In his speech, Bolsonaro also presented a “new Brazil” to the world and to the private sector, in counterpoint to the “socialist” model that, in his opinion, governed the country in recent years and for which he reserved the harshest remarks in his address.

He said, socialism led Brazil “to a situation of generalized corruption” and gave rise to “uninterrupted attacks on religious values” backed by the Sao Paulo Forum, which unites Latin American leftist parties.

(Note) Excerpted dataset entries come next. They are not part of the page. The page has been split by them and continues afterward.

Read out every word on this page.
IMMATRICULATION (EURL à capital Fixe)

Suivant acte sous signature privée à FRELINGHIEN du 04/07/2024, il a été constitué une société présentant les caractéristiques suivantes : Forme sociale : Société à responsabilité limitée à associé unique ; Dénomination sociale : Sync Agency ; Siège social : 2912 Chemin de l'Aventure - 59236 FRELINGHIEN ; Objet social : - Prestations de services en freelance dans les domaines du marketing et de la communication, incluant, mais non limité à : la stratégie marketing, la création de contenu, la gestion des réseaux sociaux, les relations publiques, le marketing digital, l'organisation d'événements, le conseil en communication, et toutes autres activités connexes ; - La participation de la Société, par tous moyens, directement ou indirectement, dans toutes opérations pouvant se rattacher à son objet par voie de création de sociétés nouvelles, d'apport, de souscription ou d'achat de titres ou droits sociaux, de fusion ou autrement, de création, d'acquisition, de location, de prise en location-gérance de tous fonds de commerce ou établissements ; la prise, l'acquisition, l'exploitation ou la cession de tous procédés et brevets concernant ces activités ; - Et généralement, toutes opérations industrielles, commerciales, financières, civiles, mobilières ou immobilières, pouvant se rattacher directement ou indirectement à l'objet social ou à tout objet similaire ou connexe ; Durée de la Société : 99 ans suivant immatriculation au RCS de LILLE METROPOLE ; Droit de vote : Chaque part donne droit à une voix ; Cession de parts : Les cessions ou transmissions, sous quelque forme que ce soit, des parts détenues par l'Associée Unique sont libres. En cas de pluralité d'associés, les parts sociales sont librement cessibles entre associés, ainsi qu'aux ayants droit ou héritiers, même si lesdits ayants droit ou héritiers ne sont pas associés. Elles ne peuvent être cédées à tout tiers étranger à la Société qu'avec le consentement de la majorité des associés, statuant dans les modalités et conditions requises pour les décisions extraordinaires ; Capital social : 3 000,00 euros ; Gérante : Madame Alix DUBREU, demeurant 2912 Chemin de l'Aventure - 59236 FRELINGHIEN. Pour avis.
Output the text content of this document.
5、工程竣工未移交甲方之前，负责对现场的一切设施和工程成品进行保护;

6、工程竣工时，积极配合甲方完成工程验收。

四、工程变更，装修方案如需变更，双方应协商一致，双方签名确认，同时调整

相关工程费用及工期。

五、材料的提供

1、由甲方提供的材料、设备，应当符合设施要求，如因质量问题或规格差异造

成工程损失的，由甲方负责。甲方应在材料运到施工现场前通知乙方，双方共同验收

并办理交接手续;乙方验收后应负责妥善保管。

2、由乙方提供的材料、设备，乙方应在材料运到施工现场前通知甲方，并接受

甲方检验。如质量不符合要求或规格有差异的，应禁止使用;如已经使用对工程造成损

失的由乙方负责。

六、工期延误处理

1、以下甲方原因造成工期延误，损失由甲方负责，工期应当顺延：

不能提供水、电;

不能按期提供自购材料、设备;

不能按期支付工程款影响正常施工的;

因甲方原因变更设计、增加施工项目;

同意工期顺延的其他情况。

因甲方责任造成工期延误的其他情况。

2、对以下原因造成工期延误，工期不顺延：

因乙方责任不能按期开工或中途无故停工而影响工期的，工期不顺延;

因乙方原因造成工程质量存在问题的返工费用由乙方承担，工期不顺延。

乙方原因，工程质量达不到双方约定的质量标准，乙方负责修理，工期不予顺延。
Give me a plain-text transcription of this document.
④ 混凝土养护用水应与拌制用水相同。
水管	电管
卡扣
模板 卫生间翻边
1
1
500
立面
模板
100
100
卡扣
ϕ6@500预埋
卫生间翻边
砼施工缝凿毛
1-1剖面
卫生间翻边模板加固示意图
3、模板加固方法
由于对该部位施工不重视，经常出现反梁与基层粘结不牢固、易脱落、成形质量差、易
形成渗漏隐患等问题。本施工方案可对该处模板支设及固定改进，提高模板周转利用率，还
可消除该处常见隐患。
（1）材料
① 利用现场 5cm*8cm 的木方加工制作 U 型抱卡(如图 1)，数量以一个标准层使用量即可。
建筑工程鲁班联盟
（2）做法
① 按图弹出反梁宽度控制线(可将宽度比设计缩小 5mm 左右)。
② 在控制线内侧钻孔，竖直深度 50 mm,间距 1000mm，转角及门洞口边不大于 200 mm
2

At the heart of Bolsonaro’s speech – which Brazilian fact-checkers said contained nine falsehoods and five imprecise claims – was a lengthy counter-attack against domestic and international criticism of his highly controversial vision for the Amazon and Brazil’s indigenous communities.

Last month, President and representatives from seven countries in South America’s Amazon region met in Colombia to discuss a joint strategy for preserving the world’s largest rainforest, which has been under threat from a record number of wildfires.

Bolivia, Brazil, Colombia, Ecuador, Guyana, Peru and Suriname signed a pact, setting up a disaster response network and satellite monitoring.

More than 80,000 fires have broken out in the Amazon rainforest this year.